Manitowoc ( MTW - Get Report) manufactures and markets cranes and related products, food service equipment and marine products. It has been rated a buy since November 2005. The company's strengths can be seen in multiple areas, such as its robust revenue growth, impressive record of EPS growth, compelling growth in net income, notable return on equity and solid stock price performance. These strengths should outweigh the fact that the company's profit margins are low. Third-quarter earnings increased 51% on the year to $75.9 million, or 59 cents a share, and revenue climbed 29% to $1.01 billion. Manitowoc raised its guidance for full-year 2007 earnings to $2.55 to $2.60 a share, up from an earlier forecast of $2.45 to $2.50 a share. This stock has surged over the past year and while it is now somewhat expensive compared to the rest of its industry, Manitowoc's other strengths justify the higher price levels. Airgas ( ARG), which distributes industrial, medical and specialty gases, and welding, safety and related products, has been rated a buy since December 2005. The company's strengths can be seen in several areas, such as its robust revenue growth, reasonable valuation levels, solid stock price performance, impressive record in EPS growth and net income. These strengths outweigh the fact that the company has had generally poor debt management on most measures evaluated by TheStreet.com Ratings. Fiscal-year second-quarter profit increased 28% to $50.6 million, or 60 cents a share. Airgas said it expects in its third fiscal quarter earnings to rise. The company has demonstrated a pattern of EPS growth over the past two years and TheStreet.com Ratings feels that this trend should continue.
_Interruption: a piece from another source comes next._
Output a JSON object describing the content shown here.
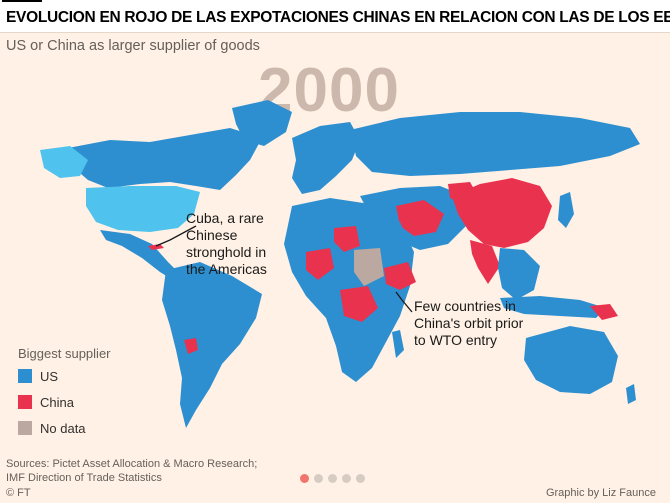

The company's stock has risen sharply over the past year, and it should continue to move higher Our quantitative rating is based on a variety of historical fundamental and pricing data and represents our opinion of a stock's risk-adjusted performance relative to other stocks. However, the rating does not incorporate all of the factors that can alter a stock's performance. For example, it doesn't always factor in recent corporate or industry events that could affect the stock price, nor does it include recent technology developments and competitive dynamics that may affect the company. For those reasons, we believe that a rating alone cannot tell the whole story and that it should be part of an investor's overall research.